Imagine for a moment that no team by that name exists. Imagine that, instead, the National Football League has awarded an expansion team to Washington in 2013, and the owner proposes adopting the R-word as a nickname. Do you think it would be approved?

Not on your life.

It’s all about history. People become accustomed to team names and, after a while, they stop thinking about what they mean. The name Jazz was chosen for a pro basketball team when it was located in New Orleans. It later moved to Utah and retained the name. Does anyone think about Bourbon Street or Pete Fountain whenever they see the name? Of course not.

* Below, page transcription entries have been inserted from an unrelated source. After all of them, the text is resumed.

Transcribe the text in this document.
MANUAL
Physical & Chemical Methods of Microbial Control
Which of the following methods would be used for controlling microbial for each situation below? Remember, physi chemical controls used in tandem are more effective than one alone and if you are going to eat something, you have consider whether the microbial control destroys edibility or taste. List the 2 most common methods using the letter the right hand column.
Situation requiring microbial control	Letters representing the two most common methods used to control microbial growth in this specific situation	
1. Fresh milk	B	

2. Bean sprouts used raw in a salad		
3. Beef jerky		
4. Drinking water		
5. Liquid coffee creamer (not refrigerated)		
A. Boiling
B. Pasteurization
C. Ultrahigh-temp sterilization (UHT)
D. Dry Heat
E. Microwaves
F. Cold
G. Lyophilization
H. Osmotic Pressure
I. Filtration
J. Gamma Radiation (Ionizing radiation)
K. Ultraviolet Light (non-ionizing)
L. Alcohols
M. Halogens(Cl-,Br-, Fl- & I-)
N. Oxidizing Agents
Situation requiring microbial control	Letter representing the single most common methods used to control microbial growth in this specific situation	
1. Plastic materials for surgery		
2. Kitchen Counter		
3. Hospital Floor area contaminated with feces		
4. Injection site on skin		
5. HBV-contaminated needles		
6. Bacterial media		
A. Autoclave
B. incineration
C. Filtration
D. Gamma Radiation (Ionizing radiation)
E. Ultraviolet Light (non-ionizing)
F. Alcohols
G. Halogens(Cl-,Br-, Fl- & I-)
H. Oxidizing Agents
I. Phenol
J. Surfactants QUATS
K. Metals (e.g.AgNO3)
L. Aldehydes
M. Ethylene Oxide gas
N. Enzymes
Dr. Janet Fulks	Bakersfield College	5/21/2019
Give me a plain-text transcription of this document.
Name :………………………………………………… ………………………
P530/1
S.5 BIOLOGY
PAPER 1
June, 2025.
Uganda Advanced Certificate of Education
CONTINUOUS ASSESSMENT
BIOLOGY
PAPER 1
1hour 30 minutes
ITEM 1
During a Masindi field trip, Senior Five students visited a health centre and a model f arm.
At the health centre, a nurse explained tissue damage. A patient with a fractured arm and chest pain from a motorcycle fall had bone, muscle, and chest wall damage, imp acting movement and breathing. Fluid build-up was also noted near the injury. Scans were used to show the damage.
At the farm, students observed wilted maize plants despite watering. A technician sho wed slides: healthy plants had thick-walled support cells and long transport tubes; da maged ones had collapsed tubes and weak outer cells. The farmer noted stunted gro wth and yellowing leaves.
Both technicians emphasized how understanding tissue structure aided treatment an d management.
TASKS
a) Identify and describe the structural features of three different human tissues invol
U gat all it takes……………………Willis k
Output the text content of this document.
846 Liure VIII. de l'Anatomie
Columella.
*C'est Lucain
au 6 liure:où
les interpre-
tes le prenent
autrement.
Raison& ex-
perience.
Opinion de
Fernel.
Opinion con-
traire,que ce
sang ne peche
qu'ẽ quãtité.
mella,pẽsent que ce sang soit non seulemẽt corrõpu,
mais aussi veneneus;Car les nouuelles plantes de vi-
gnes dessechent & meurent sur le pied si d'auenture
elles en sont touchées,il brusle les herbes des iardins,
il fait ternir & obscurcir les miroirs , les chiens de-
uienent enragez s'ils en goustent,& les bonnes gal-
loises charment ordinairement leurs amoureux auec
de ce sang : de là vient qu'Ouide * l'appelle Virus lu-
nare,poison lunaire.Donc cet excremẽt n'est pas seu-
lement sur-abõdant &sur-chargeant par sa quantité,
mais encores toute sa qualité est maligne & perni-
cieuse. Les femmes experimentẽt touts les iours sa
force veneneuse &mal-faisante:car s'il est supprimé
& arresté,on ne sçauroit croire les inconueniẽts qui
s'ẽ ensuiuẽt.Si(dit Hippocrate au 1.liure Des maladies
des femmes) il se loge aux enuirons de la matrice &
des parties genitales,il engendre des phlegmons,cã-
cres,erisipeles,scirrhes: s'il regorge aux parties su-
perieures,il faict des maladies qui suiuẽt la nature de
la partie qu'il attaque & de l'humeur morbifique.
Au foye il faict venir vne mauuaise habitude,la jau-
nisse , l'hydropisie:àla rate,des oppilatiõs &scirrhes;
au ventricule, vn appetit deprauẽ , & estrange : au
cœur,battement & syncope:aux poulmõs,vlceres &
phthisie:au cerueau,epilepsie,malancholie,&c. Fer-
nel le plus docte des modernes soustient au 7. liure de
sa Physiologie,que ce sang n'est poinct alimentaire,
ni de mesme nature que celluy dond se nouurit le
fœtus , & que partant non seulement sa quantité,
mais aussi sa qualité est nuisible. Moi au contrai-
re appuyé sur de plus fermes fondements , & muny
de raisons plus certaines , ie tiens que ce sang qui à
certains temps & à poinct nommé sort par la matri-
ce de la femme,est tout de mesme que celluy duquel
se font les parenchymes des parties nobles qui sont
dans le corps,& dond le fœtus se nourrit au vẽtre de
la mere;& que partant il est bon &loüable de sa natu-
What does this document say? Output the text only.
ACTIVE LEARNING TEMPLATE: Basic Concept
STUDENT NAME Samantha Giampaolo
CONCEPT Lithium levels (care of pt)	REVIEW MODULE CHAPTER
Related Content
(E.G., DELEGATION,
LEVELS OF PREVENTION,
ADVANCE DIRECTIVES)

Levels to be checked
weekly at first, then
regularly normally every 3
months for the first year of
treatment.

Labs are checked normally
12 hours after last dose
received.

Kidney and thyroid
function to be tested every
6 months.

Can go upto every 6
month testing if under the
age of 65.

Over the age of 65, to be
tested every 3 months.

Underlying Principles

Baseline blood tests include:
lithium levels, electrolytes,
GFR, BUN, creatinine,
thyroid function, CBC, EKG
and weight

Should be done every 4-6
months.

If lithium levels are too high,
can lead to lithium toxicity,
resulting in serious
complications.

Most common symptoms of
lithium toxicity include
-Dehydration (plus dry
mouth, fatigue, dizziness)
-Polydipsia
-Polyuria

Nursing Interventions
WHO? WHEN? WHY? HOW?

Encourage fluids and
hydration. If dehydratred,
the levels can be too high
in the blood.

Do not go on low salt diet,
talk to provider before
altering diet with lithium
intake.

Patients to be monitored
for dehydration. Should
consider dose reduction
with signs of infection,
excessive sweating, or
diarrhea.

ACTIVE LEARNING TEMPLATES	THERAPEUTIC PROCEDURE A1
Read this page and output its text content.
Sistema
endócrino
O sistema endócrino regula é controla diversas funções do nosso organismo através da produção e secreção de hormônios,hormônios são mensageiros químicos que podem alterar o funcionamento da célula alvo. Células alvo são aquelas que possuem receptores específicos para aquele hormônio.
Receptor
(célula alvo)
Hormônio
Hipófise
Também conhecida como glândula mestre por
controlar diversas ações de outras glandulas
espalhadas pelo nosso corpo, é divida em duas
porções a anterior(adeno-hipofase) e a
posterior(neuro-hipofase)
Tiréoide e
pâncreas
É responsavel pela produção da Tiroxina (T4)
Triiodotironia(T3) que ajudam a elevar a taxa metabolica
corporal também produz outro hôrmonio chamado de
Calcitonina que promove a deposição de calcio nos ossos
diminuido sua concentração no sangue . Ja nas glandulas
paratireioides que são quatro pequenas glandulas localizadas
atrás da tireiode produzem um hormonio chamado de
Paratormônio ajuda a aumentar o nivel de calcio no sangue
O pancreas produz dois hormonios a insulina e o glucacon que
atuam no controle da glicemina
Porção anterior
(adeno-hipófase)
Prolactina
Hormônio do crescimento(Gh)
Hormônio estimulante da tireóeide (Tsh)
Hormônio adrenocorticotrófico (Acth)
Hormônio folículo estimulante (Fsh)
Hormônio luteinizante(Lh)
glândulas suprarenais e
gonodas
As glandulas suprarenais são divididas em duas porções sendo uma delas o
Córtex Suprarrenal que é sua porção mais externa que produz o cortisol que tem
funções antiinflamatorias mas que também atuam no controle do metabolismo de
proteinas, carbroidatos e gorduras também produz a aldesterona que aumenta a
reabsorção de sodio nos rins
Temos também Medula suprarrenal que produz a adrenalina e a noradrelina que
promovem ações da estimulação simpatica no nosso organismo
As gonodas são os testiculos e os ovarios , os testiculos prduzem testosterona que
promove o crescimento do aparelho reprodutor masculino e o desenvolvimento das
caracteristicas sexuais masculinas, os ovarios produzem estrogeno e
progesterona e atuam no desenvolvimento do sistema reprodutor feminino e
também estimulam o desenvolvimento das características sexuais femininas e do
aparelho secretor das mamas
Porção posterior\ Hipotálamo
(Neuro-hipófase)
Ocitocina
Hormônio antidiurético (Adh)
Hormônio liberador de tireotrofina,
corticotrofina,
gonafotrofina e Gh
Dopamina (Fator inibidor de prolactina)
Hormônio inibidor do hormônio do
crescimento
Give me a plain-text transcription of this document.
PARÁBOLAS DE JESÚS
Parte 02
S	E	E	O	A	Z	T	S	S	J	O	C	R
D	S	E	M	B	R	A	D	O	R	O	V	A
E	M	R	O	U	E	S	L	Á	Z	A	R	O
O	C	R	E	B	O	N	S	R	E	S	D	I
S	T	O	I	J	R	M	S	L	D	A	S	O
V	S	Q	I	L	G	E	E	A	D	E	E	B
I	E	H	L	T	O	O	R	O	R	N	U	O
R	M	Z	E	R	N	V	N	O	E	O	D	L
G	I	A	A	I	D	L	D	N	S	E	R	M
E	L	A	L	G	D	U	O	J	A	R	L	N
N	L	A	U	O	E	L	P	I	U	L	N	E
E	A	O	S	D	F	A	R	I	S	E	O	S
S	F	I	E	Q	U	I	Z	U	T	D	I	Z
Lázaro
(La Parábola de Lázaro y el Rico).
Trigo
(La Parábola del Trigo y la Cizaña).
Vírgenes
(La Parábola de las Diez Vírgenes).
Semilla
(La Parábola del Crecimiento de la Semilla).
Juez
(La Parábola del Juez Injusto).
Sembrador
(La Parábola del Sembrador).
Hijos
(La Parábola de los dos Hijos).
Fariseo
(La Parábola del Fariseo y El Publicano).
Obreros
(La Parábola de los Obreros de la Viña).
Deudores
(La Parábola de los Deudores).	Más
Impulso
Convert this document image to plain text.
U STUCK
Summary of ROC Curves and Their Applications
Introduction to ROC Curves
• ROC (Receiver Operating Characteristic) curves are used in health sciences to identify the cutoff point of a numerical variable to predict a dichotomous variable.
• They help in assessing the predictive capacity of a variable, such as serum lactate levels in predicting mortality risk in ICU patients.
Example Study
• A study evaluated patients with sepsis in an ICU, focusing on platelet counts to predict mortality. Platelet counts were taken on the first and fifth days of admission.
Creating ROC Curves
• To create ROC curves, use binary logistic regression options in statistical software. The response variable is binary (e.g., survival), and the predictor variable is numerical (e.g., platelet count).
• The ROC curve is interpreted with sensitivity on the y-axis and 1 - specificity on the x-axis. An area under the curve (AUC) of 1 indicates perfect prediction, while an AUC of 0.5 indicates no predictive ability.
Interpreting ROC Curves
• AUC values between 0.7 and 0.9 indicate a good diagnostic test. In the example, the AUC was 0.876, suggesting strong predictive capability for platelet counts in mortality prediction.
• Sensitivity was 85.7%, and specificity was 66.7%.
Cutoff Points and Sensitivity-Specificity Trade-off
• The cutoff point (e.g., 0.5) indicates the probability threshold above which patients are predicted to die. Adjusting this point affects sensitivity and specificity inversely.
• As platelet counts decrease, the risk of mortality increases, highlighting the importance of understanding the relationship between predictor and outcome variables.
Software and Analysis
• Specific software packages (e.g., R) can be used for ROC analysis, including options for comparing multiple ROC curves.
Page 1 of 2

The same thing happened with the Los Angeles Dodgers. They got their name when the franchise was in Brooklyn, and people from Manhattan used to call Brooklyn residents “Trolley Dodgers.” Today, the team is in Los Angeles, which replaced its own trolley system with diesel buses five years after the Dodgers moved there. But fans of the team don’t picture trolleys when they see the team name anyway; they picture Dodger Stadium or Clayton Kershaw or the color blue.

There might be ariot if someone wanted to change the name “Dodgers” to something else, but not because of anything to do with trolleys. It’s a question of familiarity and history. The same is true for the name Lakers, which was bestowed upon L.A.’s first pro basketball team when it was born in Minnesota, “the Land of 10,000 Lakes.”

So how did the Washington Redskins get their name? Like the teams mentioned above, they were born in another city — in this case, Boston. At the time (1932), it was popular to name football teams after their baseball counterparts. At various times, the NFL had football teams called the New York Giants, Brooklyn Dodgers, Pittsburgh Pirates, New York Yanks and Boston Braves.

(Baseball’s Braves later moved to Atlanta, and while St. Louis at one time had baseball and football teams called the Cardinals, the latter actually originated in Chicago and wasn’t named after its baseball counterpart.)

The football Braves, under the ownership of a man named George Preston Marshall, initially played in the same ballpark used by the baseball Braves. The next year, however, they moved their home field across town to Fenway Park, home of the Red Sox. By changing the name to Redskins, they managed to identify with their new home park while retaining their original imagery. Marshall moved the team to Washington a few years later.

There’s no doubt Marshall was a racist. Chicago Bears owner George Halas wanted to sign a UCLA star by the name of Kenny Washington to a contract in 1939. Many people considered him the best college football player in the country. One problem: Washington was black, and the NFL wasn’t integrated at the time. Marshall wanted it to make sure it stayed that way, so he blocked Halas from signing Washington.

In fact, even though Kenny Washington eventually broke the NFL’s color barrier in 1947 (the same year former UCLA teammate Jackie Robinson did so in baseball), Marshall maintained an all-white roster for his team until 1962. He finally relented when Attorney General Robert Kennedy told him the city of Washington wouldn’t renew his lease at D.C. Stadium unless he integrated the team.

So, if you’re talking about history, it hasn’t all been a point of pride for Washington’s NFL team. And while I understand the fondness for longstanding tradition, such fondness should never be an excuse for racism or insensitivity.

That’s what’s happening now. And even those who like the name admit it wouldn’t be the end of the world. The same poll quoted above found that 82 percent of the fans said it wouldn’t make a difference in their level of support if the team changed its name.

It’s not a big deal to them, and it’s a very big deal to a lot of Native Americans — and people who believe racial slurs have no place in organized athletics.

Respect should not take an act of Congress.

Steve Provost is a Tribune copy editor.